After a ninth round of talks this week, British negotiator David Frost warned Friday that concessions from Brussels would be needed to reach a compromise, especially on fisheries and fair competition.
"I am concerned that there is now so little time left to resolve these issues before the European Council on 15 October," the deadline set by UK Prime Minister Boris Johnson, Frost said in a statement.
Commission President Ursula von der Leyen and Johnson will hold talks on Saturday to take stock of the post-Brexit negotiations and consider the next steps, the Commission’s chief spokesperson announced on Friday.
This meeting comes just days after the European Commission announced that it was opening infringement proceedings against the UK for failing to comply with the terms of the withdrawal agreement signed by both parties, which has the status of an international treaty.

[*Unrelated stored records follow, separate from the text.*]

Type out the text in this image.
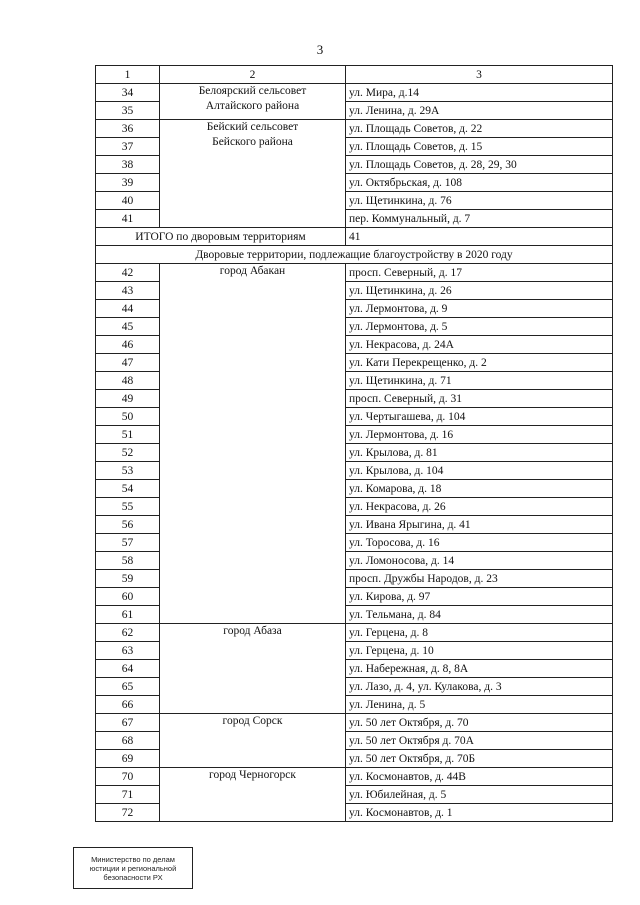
3
1	2	3
34	Белоярский сельсовет
Алтайского района	ул. Мира, д.14
35		ул. Ленина, д. 29А
36	Бейский сельсовет
Бейского района	ул. Площадь Советов, д. 22
37		ул. Площадь Советов, д. 15
38		ул. Площадь Советов, д. 28, 29, 30
39		ул. Октябрьская, д. 108
40		ул. Щетинкина, д. 76
41		пер. Коммунальный, д. 7
ИТОГО по дворовым территориям		41
Дворовые территории, подлежащие благоустройству в 2020 году		
42	город Абакан	просп. Северный, д. 17
43		ул. Щетинкина, д. 26
44		ул. Лермонтова, д. 9
45		ул. Лермонтова, д. 5
46		ул. Некрасова, д. 24А
47		ул. Кати Перекрещенко, д. 2
48		ул. Щетинкина, д. 71
49		просп. Северный, д. 31
50		ул. Чертыгашева, д. 104
51		ул. Лермонтова, д. 16
52		ул. Крылова, д. 81
53		ул. Крылова, д. 104
54		ул. Комарова, д. 18
55		ул. Некрасова, д. 26
56		ул. Ивана Ярыгина, д. 41
57		ул. Торосова, д. 16
58		ул. Ломоносова, д. 14
59		просп. Дружбы Народов, д. 23
60		ул. Кирова, д. 97
61		ул. Тельмана, д. 84
62	город Абаза	ул. Герцена, д. 8
63		ул. Герцена, д. 10
64		ул. Набережная, д. 8, 8А
65		ул. Лазо, д. 4, ул. Кулакова, д. 3
66		ул. Ленина, д. 5
67	город Сорск	ул. 50 лет Октября, д. 70
68		ул. 50 лет Октября д. 70А
69		ул. 50 лет Октября, д. 70Б
70	город Черногорск	ул. Космонавтов, д. 44В
71		ул. Юбилейная, д. 5
72		ул. Космонавтов, д. 1
Министерство по делам
юстиции и региональной
безопасности РХ
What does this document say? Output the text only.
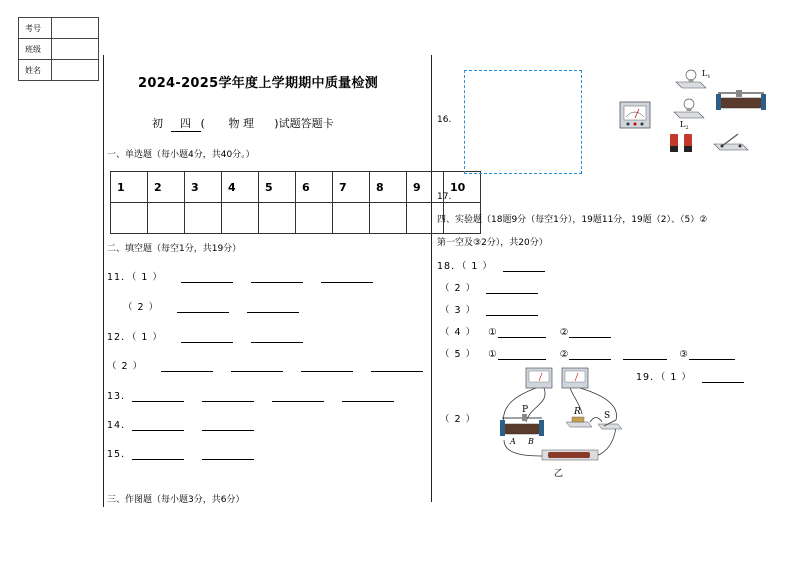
考号	
班级	
姓名	
2024-2025学年度上学期期中质量检测
初 四 ( 物 理 )试题答题卡
一、单选题（每小题4分，共40分。）
1	2	3	4	5	6	7	8	9	10

二、填空题（每空1分，共19分）
11．（ 1 ）
（ 2 ）
12．（ 1 ）
（ 2 ）
13．
14．
15．
三、作图题（每小题3分，共6分）
16.
$L_1$
$L_2$
17.
四、实验题（18题9分（每空1分），19题11分，19题（2）、（5）②
第一空及③2分），共20分）
18．（ 1 ）
（ 2 ）
（ 3 ）
（ 4 ） ①	②
（ 5 ） ①	②	③
19．（ 1 ）
（ 2 ）
P
A B
R	S
乙
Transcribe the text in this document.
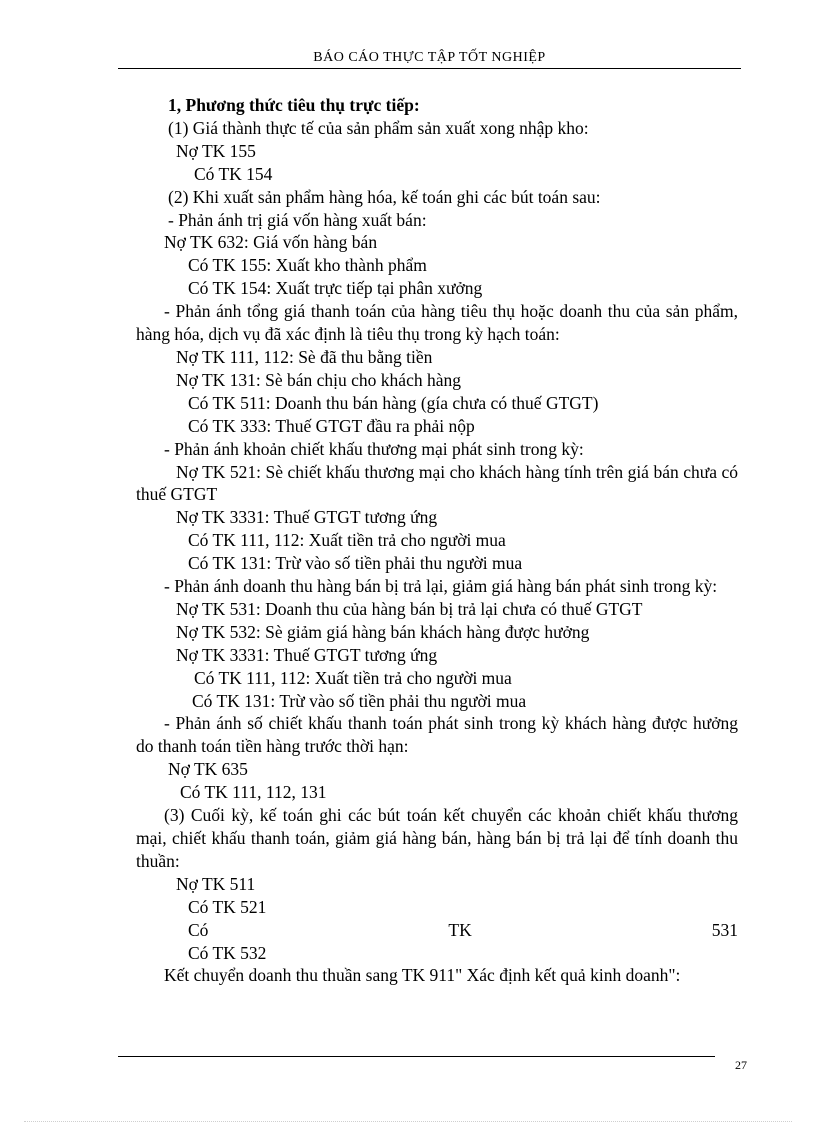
BÁO CÁO THỰC TẬP TỐT NGHIỆP
1, Phương thức tiêu thụ trực tiếp:
(1) Giá thành thực tế của sản phẩm sản xuất xong nhập kho:
Nợ TK 155
Có TK 154
(2) Khi xuất sản phẩm hàng hóa, kế toán ghi các bút toán sau:
- Phản ánh trị giá vốn hàng xuất bán:
Nợ TK 632: Giá vốn hàng bán
Có TK 155: Xuất kho thành phẩm
Có TK 154: Xuất trực tiếp tại phân xưởng
- Phản ánh tổng giá thanh toán của hàng tiêu thụ hoặc doanh thu của sản phẩm, hàng hóa, dịch vụ đã xác định là tiêu thụ trong kỳ hạch toán:
Nợ TK 111, 112: Sè đã thu bằng tiền
Nợ TK 131: Sè bán chịu cho khách hàng
Có TK 511: Doanh thu bán hàng (gía chưa có thuế GTGT)
Có TK 333: Thuế GTGT đầu ra phải nộp
- Phản ánh khoản chiết khấu thương mại phát sinh trong kỳ:
Nợ TK 521: Sè chiết khấu thương mại cho khách hàng tính trên giá bán chưa có thuế GTGT
Nợ TK 3331: Thuế GTGT tương ứng
Có TK 111, 112: Xuất tiền trả cho người mua
Có TK 131: Trừ vào số tiền phải thu người mua
- Phản ánh doanh thu hàng bán bị trả lại, giảm giá hàng bán phát sinh trong kỳ:
Nợ TK 531: Doanh thu của hàng bán bị trả lại chưa có thuế GTGT
Nợ TK 532: Sè giảm giá hàng bán khách hàng được hưởng
Nợ TK 3331: Thuế GTGT tương ứng
Có TK 111, 112: Xuất tiền trả cho người mua
Có TK 131: Trừ vào số tiền phải thu người mua
- Phản ánh số chiết khấu thanh toán phát sinh trong kỳ khách hàng được hưởng do thanh toán tiền hàng trước thời hạn:
Nợ TK 635
Có TK 111, 112, 131
(3) Cuối kỳ, kế toán ghi các bút toán kết chuyển các khoản chiết khấu thương mại, chiết khấu thanh toán, giảm giá hàng bán, hàng bán bị trả lại để tính doanh thu thuần:
Nợ TK 511
Có TK 521
Có	TK	531
Có TK 532
Kết chuyển doanh thu thuần sang TK 911" Xác định kết quả kinh doanh":
27
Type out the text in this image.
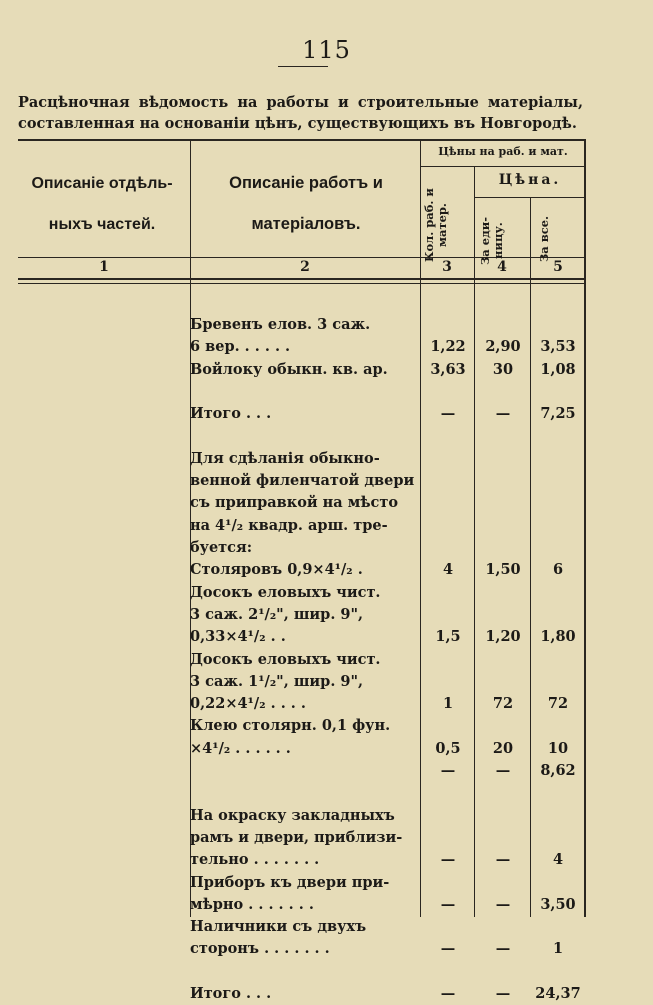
115
Расцѣночная вѣдомость на работы и строительные матеріалы,
составленная на основаніи цѣнъ, существующихъ въ Новгородѣ.
Описаніе отдѣль-
ныхъ частей.
Описаніе работъ и
матеріаловъ.
Цѣны на раб. и мат.
Цѣна.
Кол. раб. и матер.	За еди- ницу.	За все.
1	2	3	4	5
Бревенъ елов. 3 саж.
6 вер. . . . . .	1,22	2,90	3,53
Войлоку обыкн. кв. ар.	3,63	30	1,08
Итого . . .	—	—	7,25
Для сдѣланія обыкно-
венной филенчатой двери
съ приправкой на мѣсто
на 4¹/₂ квадр. арш. тре-
буется:
Столяровъ 0,9×4¹/₂ .	4	1,50	6
Досокъ еловыхъ чист.
3 саж. 2¹/₂", шир. 9",
0,33×4¹/₂ . .	1,5	1,20	1,80
Досокъ еловыхъ чист.
3 саж. 1¹/₂", шир. 9",
0,22×4¹/₂ . . . .	1	72	72
Клею столярн. 0,1 фун.
×4¹/₂ . . . . . .	0,5	20	10
—	—	8,62
На окраску закладныхъ
рамъ и двери, приблизи-
тельно . . . . . . .	—	—	4
Приборъ къ двери при-
мѣрно . . . . . . .	—	—	3,50
Наличники съ двухъ
сторонъ . . . . . . .	—	—	1
Итого . . .	—	—	24,37
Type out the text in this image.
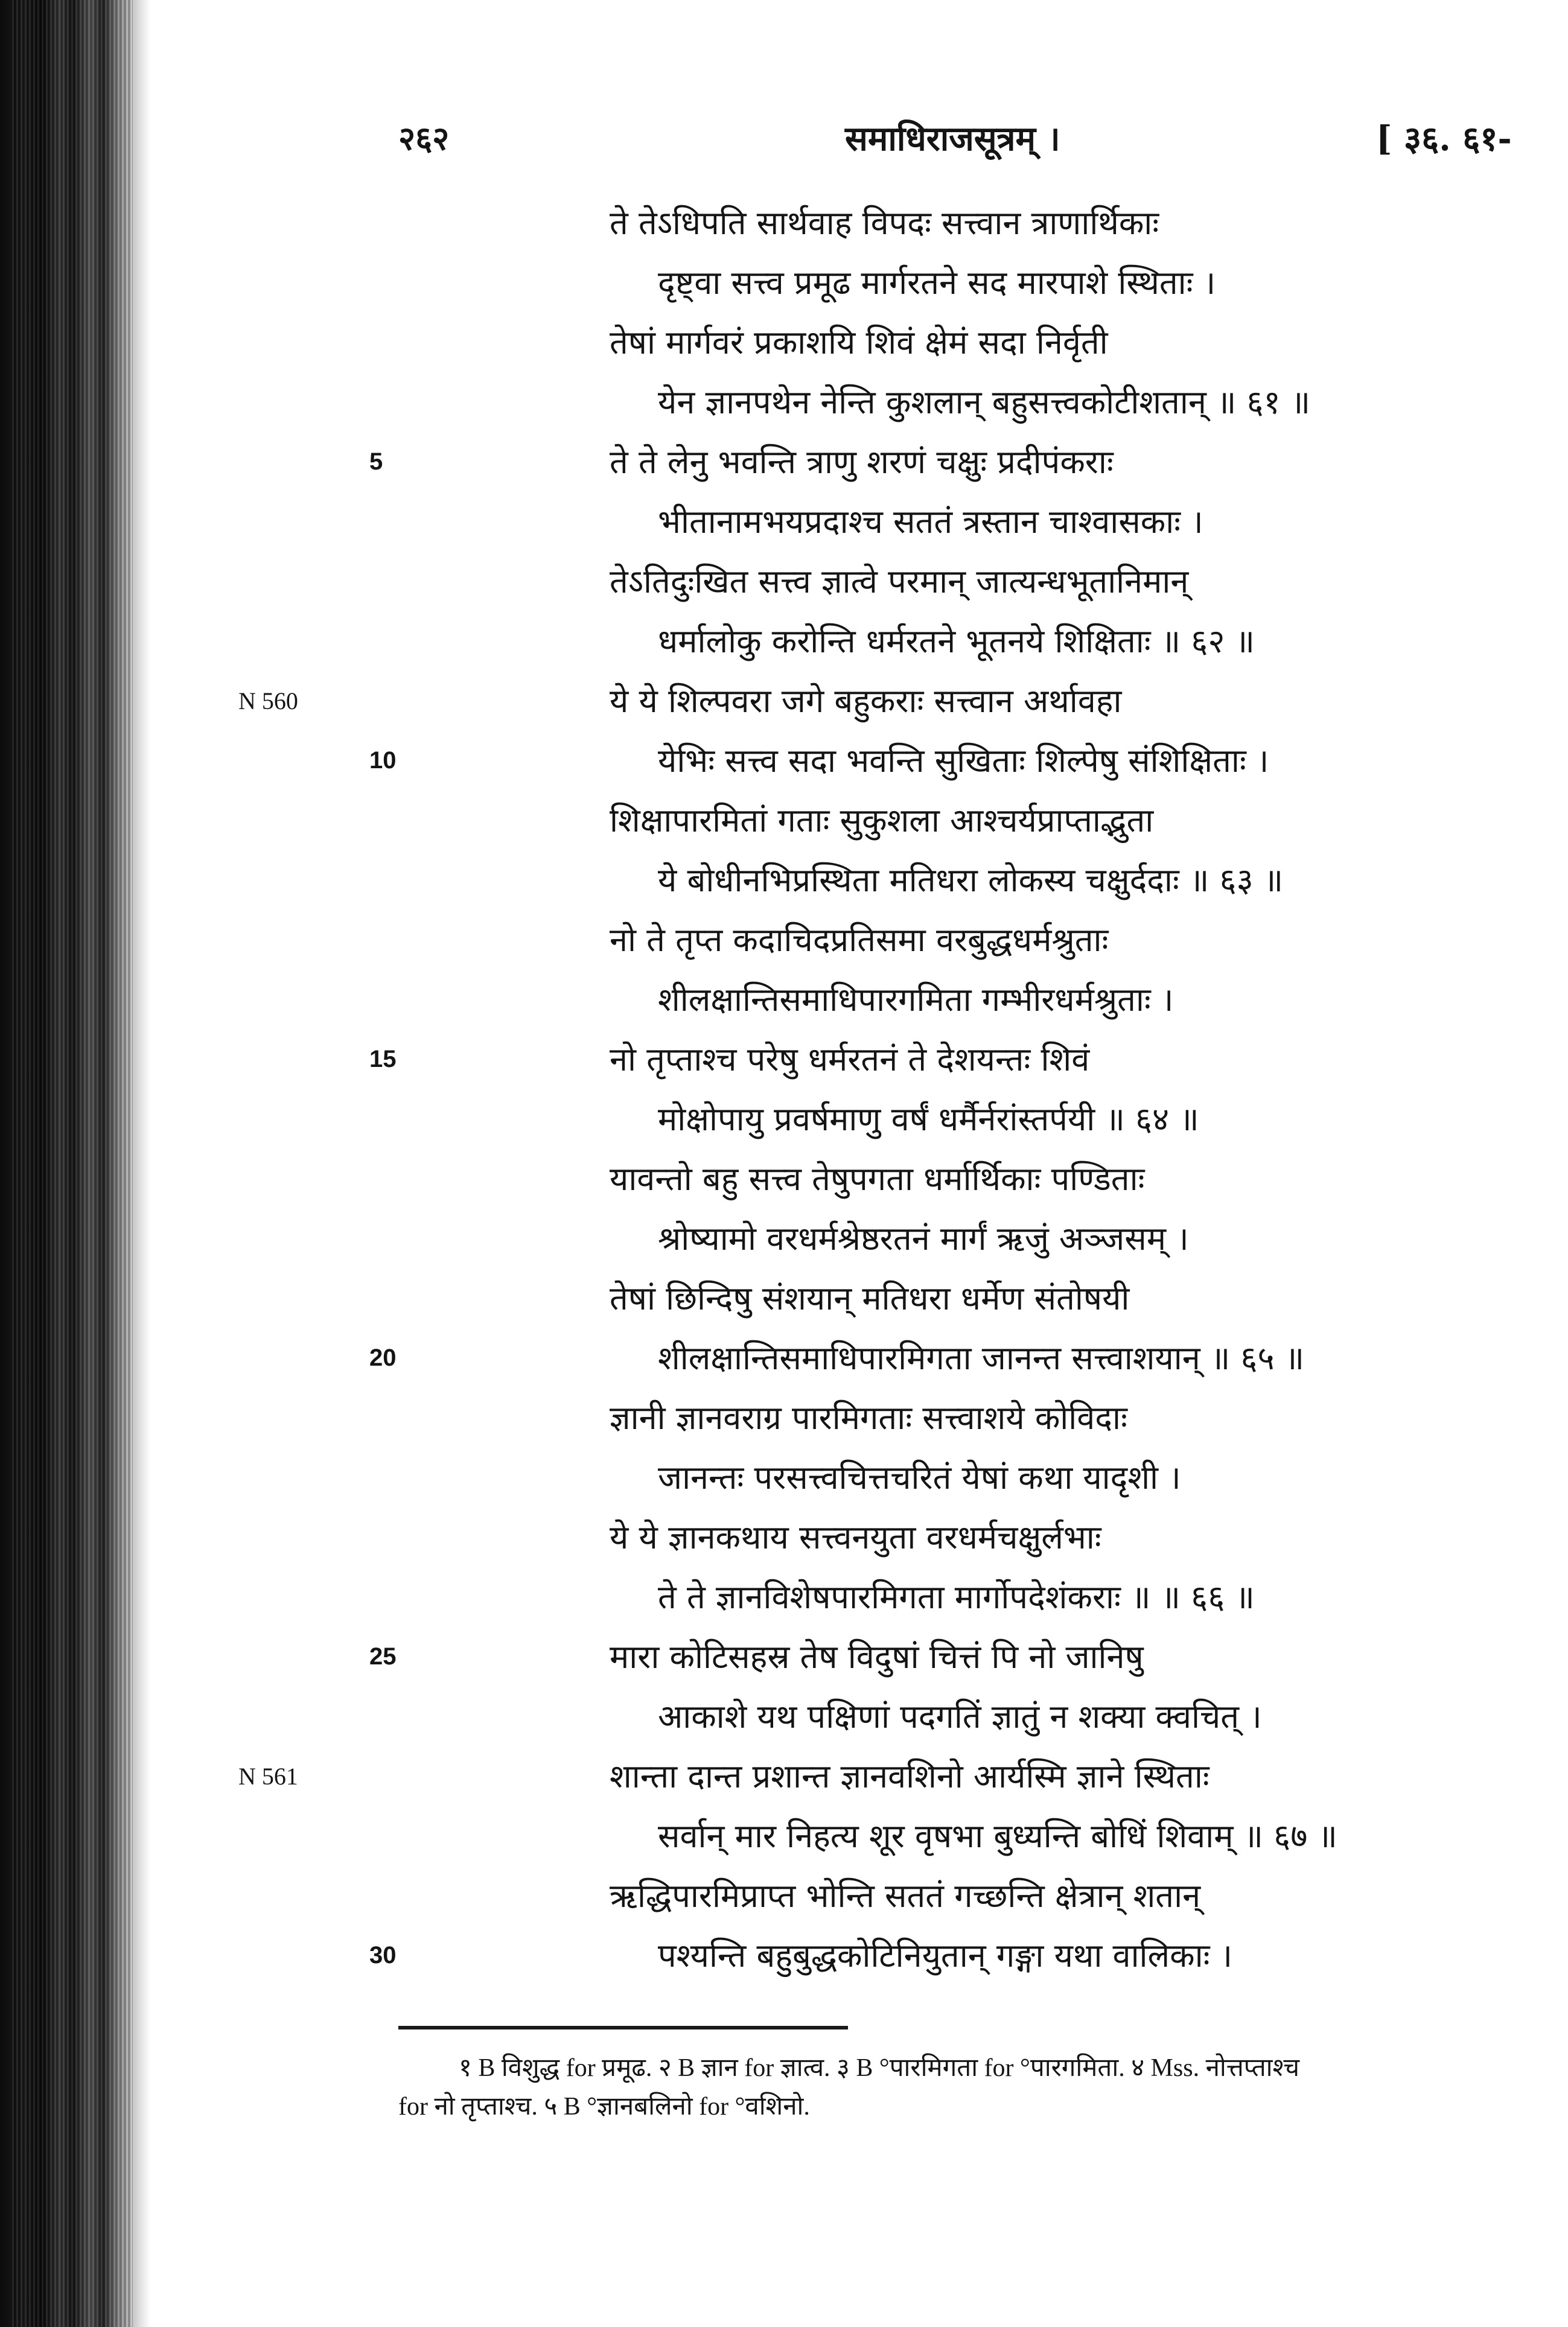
२६२	समाधिराजसूत्रम् ।	[ ३६. ६१-
ते तेऽधिपति सार्थवाह विपदः सत्त्वान त्राणार्थिकाः
दृष्ट्वा सत्त्व प्रमूढ मार्गरतने सद मारपाशे स्थिताः ।
तेषां मार्गवरं प्रकाशयि शिवं क्षेमं सदा निर्वृती
येन ज्ञानपथेन नेन्ति कुशलान् बहुसत्त्वकोटीशतान् ॥ ६१ ॥
5	ते ते लेनु भवन्ति त्राणु शरणं चक्षुः प्रदीपंकराः
भीतानामभयप्रदाश्च सततं त्रस्तान चाश्वासकाः ।
तेऽतिदुःखित सत्त्व ज्ञात्वे परमान् जात्यन्धभूतानिमान्
धर्मालोकु करोन्ति धर्मरतने भूतनये शिक्षिताः ॥ ६२ ॥
N 560	ये ये शिल्पवरा जगे बहुकराः सत्त्वान अर्थावहा
10	येभिः सत्त्व सदा भवन्ति सुखिताः शिल्पेषु संशिक्षिताः ।
शिक्षापारमितां गताः सुकुशला आश्चर्यप्राप्ताद्भुता
ये बोधीनभिप्रस्थिता मतिधरा लोकस्य चक्षुर्ददाः ॥ ६३ ॥
नो ते तृप्त कदाचिदप्रतिसमा वरबुद्धधर्मश्रुताः
शीलक्षान्तिसमाधिपारगमिता गम्भीरधर्मश्रुताः ।
15	नो तृप्ताश्च परेषु धर्मरतनं ते देशयन्तः शिवं
मोक्षोपायु प्रवर्षमाणु वर्षं धर्मैर्नरांस्तर्पयी ॥ ६४ ॥
यावन्तो बहु सत्त्व तेषुपगता धर्मार्थिकाः पण्डिताः
श्रोष्यामो वरधर्मश्रेष्ठरतनं मार्गं ऋजुं अञ्जसम् ।
तेषां छिन्दिषु संशयान् मतिधरा धर्मेण संतोषयी
20	शीलक्षान्तिसमाधिपारमिगता जानन्त सत्त्वाशयान् ॥ ६५ ॥
ज्ञानी ज्ञानवराग्र पारमिगताः सत्त्वाशये कोविदाः
जानन्तः परसत्त्वचित्तचरितं येषां कथा यादृशी ।
ये ये ज्ञानकथाय सत्त्वनयुता वरधर्मचक्षुर्लभाः
ते ते ज्ञानविशेषपारमिगता मार्गोपदेशंकराः ॥ ॥ ६६ ॥
25	मारा कोटिसहस्र तेष विदुषां चित्तं पि नो जानिषु
आकाशे यथ पक्षिणां पदगतिं ज्ञातुं न शक्या क्वचित् ।
N 561	शान्ता दान्त प्रशान्त ज्ञानवशिनो आर्यस्मि ज्ञाने स्थिताः
सर्वान् मार निहत्य शूर वृषभा बुध्यन्ति बोधिं शिवाम् ॥ ६७ ॥
ऋद्धिपारमिप्राप्त भोन्ति सततं गच्छन्ति क्षेत्रान् शतान्
30	पश्यन्ति बहुबुद्धकोटिनियुतान् गङ्गा यथा वालिकाः ।
१ B विशुद्ध for प्रमूढ. २ B ज्ञान for ज्ञात्व. ३ B °पारमिगता for °पारगमिता. ४ Mss. नोत्तप्ताश्च
for नो तृप्ताश्च. ५ B °ज्ञानबलिनो for °वशिनो.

“What we see from the British side is weakness verging on desperation," commented Roger Casale, a former British MP and Secretary-General of the citizen rights NGO New Europeans.
"The only person who can help Boris Johnson out of the hole he has dug for himself now is not Ursula Von den Leyen but rather Angela Merkel. I expect she will try to do so, if only because she will well understand that Boris Johnson’s days in Downing Street are numbered.”